The nursery industry is a key segment of U.S. agriculture with an estimated wholesale value of almost $13 billion in 2006 (Jerardo, 2007). In 2006, the 17 largest nursery-producing states in terms of gross sales accounted for 471,106 acres of production and employed 112,672 workers (U.S. Department of Agriculture, 2007). In 2007, the value of greenhouse and nursery crops in Oregon alone was estimated to be over $1 billion (O'Connor, 2008). To expand or even maintain this key segment of agriculture will require well-trained employees. One source of qualified employees in the nursery industry is students at land grant universities. In the past, many of the horticulture and plant science programs at these institutions have offered a class in nursery management and production. However, availability of qualified faculty, integration of departments, and cutbacks in horticulture programs may have led to a reduction in the number of nursery management and production (NMP) courses being offered in the United States.

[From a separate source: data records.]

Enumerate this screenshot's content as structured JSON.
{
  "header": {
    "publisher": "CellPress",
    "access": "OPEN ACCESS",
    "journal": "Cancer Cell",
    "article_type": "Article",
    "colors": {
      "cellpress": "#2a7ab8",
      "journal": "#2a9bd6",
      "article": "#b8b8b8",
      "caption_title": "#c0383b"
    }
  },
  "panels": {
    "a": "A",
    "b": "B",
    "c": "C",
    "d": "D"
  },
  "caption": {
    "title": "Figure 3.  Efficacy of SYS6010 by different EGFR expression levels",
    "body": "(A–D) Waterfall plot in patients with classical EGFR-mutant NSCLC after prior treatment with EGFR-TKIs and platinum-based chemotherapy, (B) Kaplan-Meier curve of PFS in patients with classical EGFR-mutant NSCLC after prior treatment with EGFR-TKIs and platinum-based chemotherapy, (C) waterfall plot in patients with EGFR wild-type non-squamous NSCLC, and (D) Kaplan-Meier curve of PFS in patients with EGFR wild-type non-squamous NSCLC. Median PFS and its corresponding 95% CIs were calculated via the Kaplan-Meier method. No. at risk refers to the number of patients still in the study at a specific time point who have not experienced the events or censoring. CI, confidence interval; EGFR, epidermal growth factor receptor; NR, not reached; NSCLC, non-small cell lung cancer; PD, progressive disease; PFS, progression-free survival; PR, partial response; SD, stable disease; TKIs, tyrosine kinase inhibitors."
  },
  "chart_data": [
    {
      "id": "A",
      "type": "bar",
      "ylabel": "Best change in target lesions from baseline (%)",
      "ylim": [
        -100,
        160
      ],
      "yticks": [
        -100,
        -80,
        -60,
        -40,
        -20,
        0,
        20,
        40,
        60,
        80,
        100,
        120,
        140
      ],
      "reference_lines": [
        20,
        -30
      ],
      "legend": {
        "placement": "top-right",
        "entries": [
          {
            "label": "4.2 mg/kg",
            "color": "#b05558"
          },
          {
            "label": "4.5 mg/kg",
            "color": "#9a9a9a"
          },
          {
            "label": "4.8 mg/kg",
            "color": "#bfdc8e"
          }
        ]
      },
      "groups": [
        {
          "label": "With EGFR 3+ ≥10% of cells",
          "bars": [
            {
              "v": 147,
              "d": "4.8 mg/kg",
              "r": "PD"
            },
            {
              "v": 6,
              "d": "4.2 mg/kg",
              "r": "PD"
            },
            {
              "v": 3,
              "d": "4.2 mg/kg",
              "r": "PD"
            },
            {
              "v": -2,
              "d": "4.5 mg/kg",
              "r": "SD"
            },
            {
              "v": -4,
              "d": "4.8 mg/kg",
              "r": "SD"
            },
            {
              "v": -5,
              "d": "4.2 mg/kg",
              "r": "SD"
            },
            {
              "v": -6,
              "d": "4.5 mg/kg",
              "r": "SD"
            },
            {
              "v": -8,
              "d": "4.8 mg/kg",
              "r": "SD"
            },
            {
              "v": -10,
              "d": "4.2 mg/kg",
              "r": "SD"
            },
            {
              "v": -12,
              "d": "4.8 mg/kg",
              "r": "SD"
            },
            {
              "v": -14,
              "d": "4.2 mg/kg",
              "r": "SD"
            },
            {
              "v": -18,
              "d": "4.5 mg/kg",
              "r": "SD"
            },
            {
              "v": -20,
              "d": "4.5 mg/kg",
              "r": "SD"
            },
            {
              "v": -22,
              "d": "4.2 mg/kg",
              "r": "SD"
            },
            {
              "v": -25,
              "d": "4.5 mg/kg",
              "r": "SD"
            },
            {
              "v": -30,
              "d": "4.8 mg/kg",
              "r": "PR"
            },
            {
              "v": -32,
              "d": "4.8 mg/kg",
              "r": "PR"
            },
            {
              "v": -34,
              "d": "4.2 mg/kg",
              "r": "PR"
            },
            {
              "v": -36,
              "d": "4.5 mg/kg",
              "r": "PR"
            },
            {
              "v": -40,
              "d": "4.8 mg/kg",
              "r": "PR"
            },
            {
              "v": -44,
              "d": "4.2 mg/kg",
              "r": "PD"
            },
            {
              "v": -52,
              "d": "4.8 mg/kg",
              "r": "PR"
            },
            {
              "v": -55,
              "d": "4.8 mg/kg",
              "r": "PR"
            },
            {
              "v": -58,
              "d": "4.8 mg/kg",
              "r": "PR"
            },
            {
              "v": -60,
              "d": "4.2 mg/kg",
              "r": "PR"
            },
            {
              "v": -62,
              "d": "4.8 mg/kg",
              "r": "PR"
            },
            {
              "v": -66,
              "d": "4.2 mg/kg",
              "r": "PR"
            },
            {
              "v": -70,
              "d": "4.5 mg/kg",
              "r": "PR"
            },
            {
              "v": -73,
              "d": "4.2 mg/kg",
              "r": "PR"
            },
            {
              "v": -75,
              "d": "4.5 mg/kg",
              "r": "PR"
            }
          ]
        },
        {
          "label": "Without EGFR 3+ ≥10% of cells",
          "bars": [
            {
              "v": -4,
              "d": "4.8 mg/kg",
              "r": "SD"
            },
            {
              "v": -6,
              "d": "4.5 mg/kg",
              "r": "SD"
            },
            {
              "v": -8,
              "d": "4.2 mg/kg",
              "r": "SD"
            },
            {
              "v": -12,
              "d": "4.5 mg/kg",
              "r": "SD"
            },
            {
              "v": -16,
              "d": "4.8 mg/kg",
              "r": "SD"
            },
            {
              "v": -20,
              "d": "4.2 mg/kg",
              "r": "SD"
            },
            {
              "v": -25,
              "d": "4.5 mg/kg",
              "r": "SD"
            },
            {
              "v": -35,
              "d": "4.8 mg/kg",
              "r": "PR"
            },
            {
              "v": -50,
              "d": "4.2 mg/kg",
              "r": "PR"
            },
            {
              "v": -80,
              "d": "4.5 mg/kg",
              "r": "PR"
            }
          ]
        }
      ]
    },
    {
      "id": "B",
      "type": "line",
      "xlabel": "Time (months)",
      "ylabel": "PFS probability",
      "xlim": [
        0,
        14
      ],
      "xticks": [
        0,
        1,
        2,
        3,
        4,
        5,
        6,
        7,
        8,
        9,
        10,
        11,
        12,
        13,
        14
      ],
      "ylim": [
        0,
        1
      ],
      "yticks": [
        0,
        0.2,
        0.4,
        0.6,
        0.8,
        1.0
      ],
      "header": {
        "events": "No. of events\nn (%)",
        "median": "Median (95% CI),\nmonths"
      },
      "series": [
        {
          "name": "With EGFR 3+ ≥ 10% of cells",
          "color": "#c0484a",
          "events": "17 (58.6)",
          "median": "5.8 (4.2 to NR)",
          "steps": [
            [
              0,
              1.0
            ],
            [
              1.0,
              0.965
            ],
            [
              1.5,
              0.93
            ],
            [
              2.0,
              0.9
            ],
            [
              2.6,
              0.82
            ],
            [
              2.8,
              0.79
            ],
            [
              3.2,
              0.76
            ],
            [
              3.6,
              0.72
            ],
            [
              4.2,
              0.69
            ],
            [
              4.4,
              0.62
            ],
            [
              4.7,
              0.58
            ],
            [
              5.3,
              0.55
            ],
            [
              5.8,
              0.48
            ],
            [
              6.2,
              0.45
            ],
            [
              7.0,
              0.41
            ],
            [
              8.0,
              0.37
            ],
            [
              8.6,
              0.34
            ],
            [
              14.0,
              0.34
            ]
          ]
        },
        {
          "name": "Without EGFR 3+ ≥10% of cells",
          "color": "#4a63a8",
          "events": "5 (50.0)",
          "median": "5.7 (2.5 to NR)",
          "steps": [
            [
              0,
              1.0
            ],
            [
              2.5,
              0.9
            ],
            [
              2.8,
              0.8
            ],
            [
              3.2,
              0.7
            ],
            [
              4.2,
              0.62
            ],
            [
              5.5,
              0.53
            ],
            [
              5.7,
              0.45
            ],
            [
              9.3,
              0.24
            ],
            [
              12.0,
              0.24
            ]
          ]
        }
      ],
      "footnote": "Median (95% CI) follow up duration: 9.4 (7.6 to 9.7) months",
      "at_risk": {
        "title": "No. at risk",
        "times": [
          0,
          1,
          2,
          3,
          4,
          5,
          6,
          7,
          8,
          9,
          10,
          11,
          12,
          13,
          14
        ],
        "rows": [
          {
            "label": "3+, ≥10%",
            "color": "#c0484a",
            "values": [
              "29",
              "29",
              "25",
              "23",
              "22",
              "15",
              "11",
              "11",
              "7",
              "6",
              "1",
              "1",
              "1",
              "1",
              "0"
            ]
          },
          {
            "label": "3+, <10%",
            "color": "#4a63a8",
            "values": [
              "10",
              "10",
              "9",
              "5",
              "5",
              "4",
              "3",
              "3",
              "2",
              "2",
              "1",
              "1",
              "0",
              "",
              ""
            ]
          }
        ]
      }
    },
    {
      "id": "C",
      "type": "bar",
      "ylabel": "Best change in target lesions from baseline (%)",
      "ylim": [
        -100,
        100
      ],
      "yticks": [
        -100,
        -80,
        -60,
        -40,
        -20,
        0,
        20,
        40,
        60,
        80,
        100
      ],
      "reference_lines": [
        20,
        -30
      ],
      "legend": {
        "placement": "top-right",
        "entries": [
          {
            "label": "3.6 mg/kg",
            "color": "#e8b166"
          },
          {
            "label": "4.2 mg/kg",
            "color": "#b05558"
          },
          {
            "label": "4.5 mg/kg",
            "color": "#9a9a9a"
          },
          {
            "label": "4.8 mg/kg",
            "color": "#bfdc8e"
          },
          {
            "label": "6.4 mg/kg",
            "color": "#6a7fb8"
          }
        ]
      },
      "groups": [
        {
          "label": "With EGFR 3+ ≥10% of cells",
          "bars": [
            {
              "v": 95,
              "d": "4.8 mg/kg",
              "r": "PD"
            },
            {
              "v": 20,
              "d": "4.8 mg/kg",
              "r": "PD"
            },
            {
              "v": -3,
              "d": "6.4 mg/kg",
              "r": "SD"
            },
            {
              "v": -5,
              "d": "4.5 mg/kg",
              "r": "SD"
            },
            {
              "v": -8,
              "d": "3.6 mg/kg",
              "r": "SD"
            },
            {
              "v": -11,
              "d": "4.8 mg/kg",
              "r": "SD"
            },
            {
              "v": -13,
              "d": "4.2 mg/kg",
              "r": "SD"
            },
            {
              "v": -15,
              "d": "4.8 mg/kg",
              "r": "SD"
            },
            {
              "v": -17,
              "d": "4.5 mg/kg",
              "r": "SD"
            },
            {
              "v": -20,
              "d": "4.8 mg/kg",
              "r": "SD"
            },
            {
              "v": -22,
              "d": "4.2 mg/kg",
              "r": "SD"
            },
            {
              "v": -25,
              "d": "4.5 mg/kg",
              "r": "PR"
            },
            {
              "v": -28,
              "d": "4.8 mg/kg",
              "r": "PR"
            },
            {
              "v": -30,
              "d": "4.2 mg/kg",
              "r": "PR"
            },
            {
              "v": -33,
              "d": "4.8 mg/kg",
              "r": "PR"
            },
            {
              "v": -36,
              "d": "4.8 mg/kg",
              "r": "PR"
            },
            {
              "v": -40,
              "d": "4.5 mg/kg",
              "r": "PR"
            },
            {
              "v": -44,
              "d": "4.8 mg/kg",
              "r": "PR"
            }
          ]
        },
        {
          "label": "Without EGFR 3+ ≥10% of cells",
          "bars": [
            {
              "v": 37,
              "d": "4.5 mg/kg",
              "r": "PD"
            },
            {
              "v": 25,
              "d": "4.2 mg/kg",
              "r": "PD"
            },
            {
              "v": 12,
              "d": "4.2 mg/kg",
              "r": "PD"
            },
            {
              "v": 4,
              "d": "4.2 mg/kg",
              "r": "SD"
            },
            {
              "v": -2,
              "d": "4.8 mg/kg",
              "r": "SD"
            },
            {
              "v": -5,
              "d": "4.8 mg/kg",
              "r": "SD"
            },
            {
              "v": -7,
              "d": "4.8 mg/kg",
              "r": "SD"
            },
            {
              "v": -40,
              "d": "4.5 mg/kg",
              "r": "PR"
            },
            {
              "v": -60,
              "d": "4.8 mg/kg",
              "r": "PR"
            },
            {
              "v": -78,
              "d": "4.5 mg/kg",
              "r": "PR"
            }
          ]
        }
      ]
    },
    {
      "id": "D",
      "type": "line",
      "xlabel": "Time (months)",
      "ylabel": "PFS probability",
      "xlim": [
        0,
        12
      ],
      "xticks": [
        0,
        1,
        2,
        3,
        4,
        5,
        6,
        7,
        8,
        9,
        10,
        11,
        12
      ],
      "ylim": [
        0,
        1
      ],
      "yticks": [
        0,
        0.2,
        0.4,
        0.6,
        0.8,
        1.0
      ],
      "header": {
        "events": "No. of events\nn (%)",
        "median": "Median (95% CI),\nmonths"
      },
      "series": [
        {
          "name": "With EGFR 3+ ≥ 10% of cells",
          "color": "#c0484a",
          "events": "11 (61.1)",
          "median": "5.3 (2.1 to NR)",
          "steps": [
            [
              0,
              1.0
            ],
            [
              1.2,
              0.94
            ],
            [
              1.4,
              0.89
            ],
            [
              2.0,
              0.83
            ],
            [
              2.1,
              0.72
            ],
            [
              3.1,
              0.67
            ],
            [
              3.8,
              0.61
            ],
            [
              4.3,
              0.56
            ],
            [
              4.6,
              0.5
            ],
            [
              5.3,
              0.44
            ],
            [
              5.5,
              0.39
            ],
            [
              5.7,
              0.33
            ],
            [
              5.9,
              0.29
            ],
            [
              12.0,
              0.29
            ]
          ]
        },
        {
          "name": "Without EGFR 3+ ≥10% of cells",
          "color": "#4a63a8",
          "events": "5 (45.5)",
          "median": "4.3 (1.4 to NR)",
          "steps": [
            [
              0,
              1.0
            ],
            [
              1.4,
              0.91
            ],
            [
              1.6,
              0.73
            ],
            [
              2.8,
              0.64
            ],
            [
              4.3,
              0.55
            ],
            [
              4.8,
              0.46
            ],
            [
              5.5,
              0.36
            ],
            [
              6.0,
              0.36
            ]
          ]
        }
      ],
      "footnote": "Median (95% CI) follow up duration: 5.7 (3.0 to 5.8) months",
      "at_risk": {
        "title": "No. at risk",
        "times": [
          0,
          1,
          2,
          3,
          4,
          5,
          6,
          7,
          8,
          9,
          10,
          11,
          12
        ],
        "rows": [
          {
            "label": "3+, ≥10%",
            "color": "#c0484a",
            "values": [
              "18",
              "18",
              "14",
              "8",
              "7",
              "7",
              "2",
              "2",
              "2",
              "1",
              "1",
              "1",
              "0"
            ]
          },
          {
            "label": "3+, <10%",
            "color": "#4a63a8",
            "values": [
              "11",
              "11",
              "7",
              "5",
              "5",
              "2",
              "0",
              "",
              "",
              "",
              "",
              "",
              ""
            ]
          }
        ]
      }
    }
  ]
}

Nursery management and production involves an understanding of fundamental principles as well as practical operations. A traditional NMP course includes classroom lectures and observation of actual production systems and operations. Ideally, an NMP course includes field trips to nurseries to view various production systems in situ. The benefit of visual and on-site experiences for enhanced learning is well documented (Brunner, 1961; Krepel and DuVall, 1981; Larkin-Hein and Zollman, 2000). In many cases, however, budget constraints, time limits, transportation logistics, and limited access to qualified nurseries may make scheduling field trips a challenge. Recently, a set of instructional DVDs were produced by horticulture educators for use in teaching greenhouse production courses (Harkess et al., 2007). Each instructional unit in the DVD set focused on one individual greenhouse production business and its operations. In lieu of nursery site visits, it is possible that instructors could use multimedia tools (e.g., DVDs) for instructional purposes. Lin and Fox (1999) showed that videos can be highly motivational compared with more traditional methods of instruction. Although some multimedia materials are available for individual topics in nursery production, they are generally expensive and often contain dated material. For example, American Nurseryman (Chicago) used to offer a two-videotape series produced in 1992 for $100 but does not currently offer any DVDs (American Nurseryman, 2010). San Luis Video Publishing (Los Osos, CA) offers a small number of DVDs on greenhouse management, each ≈30 min long and costing $95 (San Luis Video Publishing, 2010). Insight Media (New York) offers a DVD on container-grown plants. Unfortunately, this DVD on a single topic is from 1990, is only 26 min long, and costs $129 (Insight Media, 2010).
To date, there has not been a survey of horticulture and related departments in the United States to gather information on course content and the current use of field trips and multimedia tools in NMP courses. The current lack of instructional multimedia resources for NMP courses coupled with the availability of technology and the likely ease of incorporating such resources at most universities suggests that there may be a need and/or desire for virtual field trips to supplement current field trips and classroom instruction. Possible shifts in departmental focus (from applied to basic), merging of departments (personal observation), and the number of qualified faculty could affect traditional NMP instructional strategies. Therefore, the objective of this study was to gain information about NMP course content and enrollment, attitudes regarding the use of multimedia resources in the classroom, and opinions about the use of virtual field trips to supplement or replace traditional field trips.